Altroconsumo lancia l’allarme per gli influencer che spesso pubblicano post ingannevoli su integratori alimentari, tisane, prodotti dietetici. Per questo ha organizzato un webinar in cui diversi esperti hanno spiegato come difendersi da ciò che si vede sui social, e che spesso cela pratiche illegali o al limite di quanto previsto dalla legge.

L’incontro è stato finanziato dalla Commissione Europea e fa parte del progetto FoodSuppAds, e si pone come obiettivo quello di contrastare i casi di pubblicità occulta sui social e la disinformazione per quanto riguarda l’alimentazione e la salute.

La pubblicità, in base a quanto stabilito dalle norme vigenti nell’Unione Europea, deve essere sempre riconoscibile e distinguibile da altre forme di comunicazione. Ogni post non esplicitamente pubblicato con intento commerciale è dunque da considerarsi ingannevole.

Influencer, pubblicità occulta per integratori e pastiglie: l’uso dell’hashtag

Quando vengono venduti direttamente o promossi prodotti per conto di aziende, è necessario utilizzare un hashtag apposito, come #ad, #advertising, #pubblicità, #sponsorizzato seguito dal nome del brand.

Questo sistema è stato consigliato dall’Autorità Garante del Mercato e della Concorrenza sui social con lo scopo di permettere agli utenti di identificare facilmente video e foto promozionali, e non far incorrere gli influencer nelle sanzioni previste per la pubblicità occulta.

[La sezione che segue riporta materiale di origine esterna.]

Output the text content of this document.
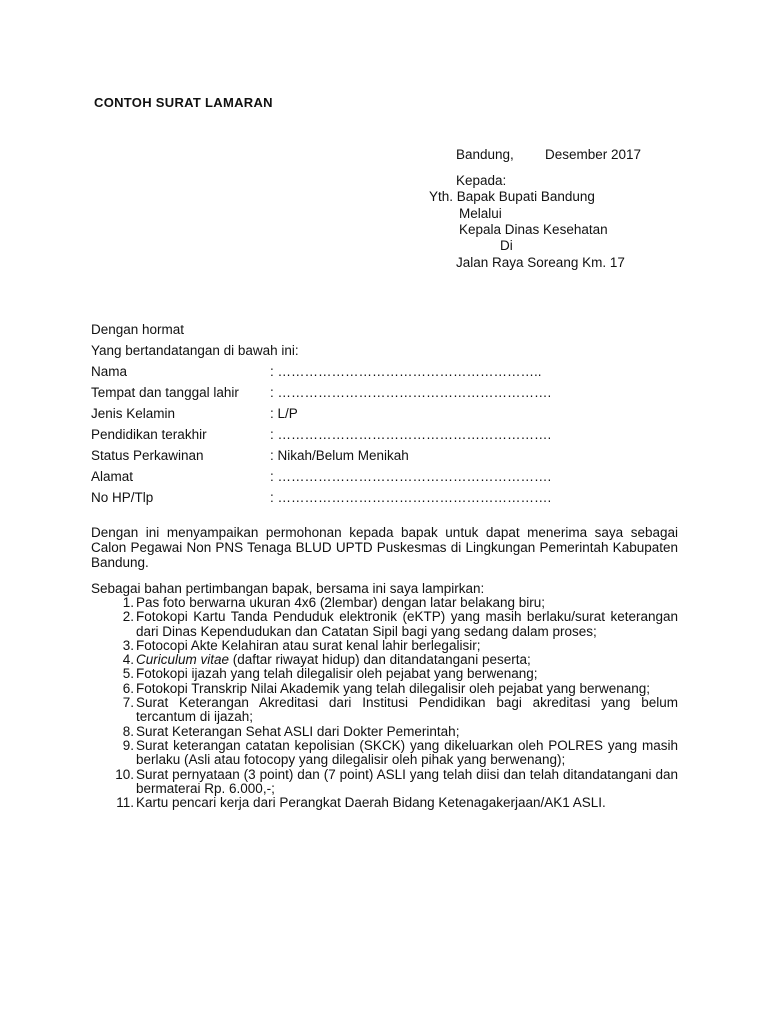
CONTOH SURAT LAMARAN
Bandung, Desember 2017
Kepada:
Yth. Bapak Bupati Bandung
Melalui
Kepala Dinas Kesehatan
Di
Jalan Raya Soreang Km. 17
Dengan hormat
Yang bertandatangan di bawah ini:
Nama	: …………………………………………………..
Tempat dan tanggal lahir : …………………………………………………….
Jenis Kelamin	: L/P
Pendidikan terakhir	: …………………………………………………….
Status Perkawinan	: Nikah/Belum Menikah
Alamat	: …………………………………………………….
No HP/Tlp	: …………………………………………………….
Dengan ini menyampaikan permohonan kepada bapak untuk dapat menerima saya sebagai Calon Pegawai Non PNS Tenaga BLUD UPTD Puskesmas di Lingkungan Pemerintah Kabupaten Bandung.
Sebagai bahan pertimbangan bapak, bersama ini saya lampirkan:
1 . Pas foto berwarna ukuran 4x6 (2lembar) dengan latar belakang biru;
2 . Fotokopi Kartu Tanda Penduduk elektronik (eKTP) yang masih berlaku/surat keterangan dari Dinas Kependudukan dan Catatan Sipil bagi yang sedang dalam proses;
3 . Fotocopi Akte Kelahiran atau surat kenal lahir berlegalisir;
4 . Curiculum vitae (daftar riwayat hidup) dan ditandatangani peserta;
5 . Fotokopi ijazah yang telah dilegalisir oleh pejabat yang berwenang;
6 . Fotokopi Transkrip Nilai Akademik yang telah dilegalisir oleh pejabat yang berwenang;
7 . Surat Keterangan Akreditasi dari Institusi Pendidikan bagi akreditasi yang belum tercantum di ijazah;
8 . Surat Keterangan Sehat ASLI dari Dokter Pemerintah;
9 . Surat keterangan catatan kepolisian (SKCK) yang dikeluarkan oleh POLRES yang masih berlaku (Asli atau fotocopy yang dilegalisir oleh pihak yang berwenang);
10 . Surat pernyataan (3 point) dan (7 point) ASLI yang telah diisi dan telah ditandatangani dan bermaterai Rp. 6.000,-;
11 . Kartu pencari kerja dari Perangkat Daerah Bidang Ketenagakerjaan/AK1 ASLI.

Tuttavia, secondo i dati in possesso di Adnkronos solo il 29,9% dei post sponsorizzati nel campo della moda contiene un hashtag che fa riferimento esplicito alla natura promozionale del contenuto. La percentuale scende addirittura sotto il 6% per la categoria che riguarda cibo e bevande.

La causa del mancato utilizzo degli hashtag è da trovare non tanto negli intenti truffaldini degli influencer, quanto nel fatto che l’algoritmo di Instagram, ad esempio, nasconde i post che contengono testi che rimandano alla pubblicità, premiando invece quelli organici.

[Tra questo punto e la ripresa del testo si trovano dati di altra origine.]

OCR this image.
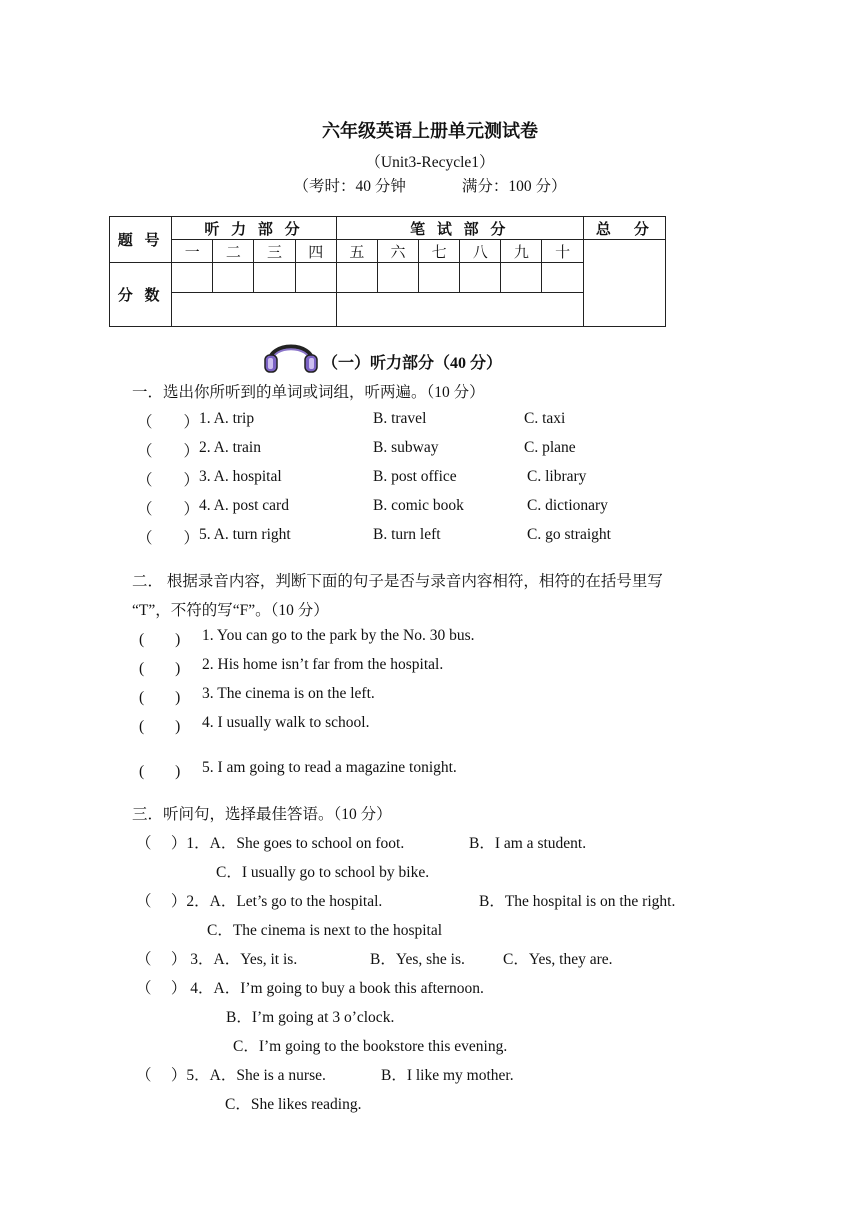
六年级英语上册单元测试卷
（Unit3-Recycle1）
（考时：40 分钟	满分：100 分）
题 号	听 力 部 分				笔 试 部 分						总　分
	一	二	三	四	五	六	七	八	九	十	
分 数											

（一）听力部分（40 分）
一．选出你所听到的单词或词组，听两遍。（10 分）
（　　） 1. A. trip	B. travel	C. taxi
（　　） 2. A. train	B. subway	C. plane
（　　） 3. A. hospital	B. post office	C. library
（　　） 4. A. post card	B. comic book	C. dictionary
（　　） 5. A. turn right	B. turn left	C. go straight
二． 根据录音内容，判断下面的句子是否与录音内容相符，相符的在括号里写
“T”，不符的写“F”。（10 分）
(　　) 1. You can go to the park by the No. 30 bus.
(　　) 2. His home isn’t far from the hospital.
(　　) 3. The cinema is on the left.
(　　) 4. I usually walk to school.
(　　) 5. I am going to read a magazine tonight.
三．听问句，选择最佳答语。（10 分）
（　 ）1．A．She goes to school on foot.	B．I am a student.
C．I usually go to school by bike.
（　 ）2．A．Let’s go to the hospital.	B．The hospital is on the right.
C．The cinema is next to the hospital
（　 ） 3．A．Yes, it is.	B．Yes, she is. C．Yes, they are.
（　 ） 4．A．I’m going to buy a book this afternoon.
B．I’m going at 3 o’clock.
C．I’m going to the bookstore this evening.
（　 ）5．A．She is a nurse.	B．I like my mother.
C．She likes reading.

Solo un numero compreso tra il 5% e il 10% di follower verrebbe raggiunto con gli hashtag, secondo quanto ha riferito l’esperto Luca Macellari Palmieri nel corso del webinar.

Una fetta così piccola di pubblico non fa gola alle aziende, e per questo molti influencer cercano di aggirare questa raccomandazione dell’Antitrust, a volte esplicitamente parlando di promozione nei video e nelle stories, altre omettendo totalmente la natura del post.

Influencer, pubblicità occulta per integratori e pastiglie: i codici sconto

Tra le pratiche scorrette rilevate da Altroconsumo, viene evidenziato che molte celebrità del web regalano codici sconto ai propri seguaci spacciandoli per una grande conquista dalle aziende. In realtà sono proprio queste ultime a fornirli da contratto.

Nelle tante segnalazioni arrivate all’associazione dei consumatori, sono presenti anche le marche Herbamour e Juice Plus, che promuovevano il proprio prodotto in maniera poco trasparente assoldando falsi testimonial.

Influencer, pubblicità occulta per integratori e pastiglie: i rischi per la salute

L’allarme più rilevante riguarda quello annunciato dall’avvocata Marisa Marrafino dell’Istituto dell’Autodisciplina Pubblicitaria, che ha sottolineato l’importanza delle parole usate dagli influencer nella promozione di determinati prodotti.

Integratori, pastiglie e sostituti del pasto sono infatti prodotti che, se usati nel modo scorretto, possono minare la salute. E per questo modificare la percezione del consumatore su un prodotto utilizzando termini inesatti o diffondendo vere e proprie fake news può rivelarsi molto pericoloso.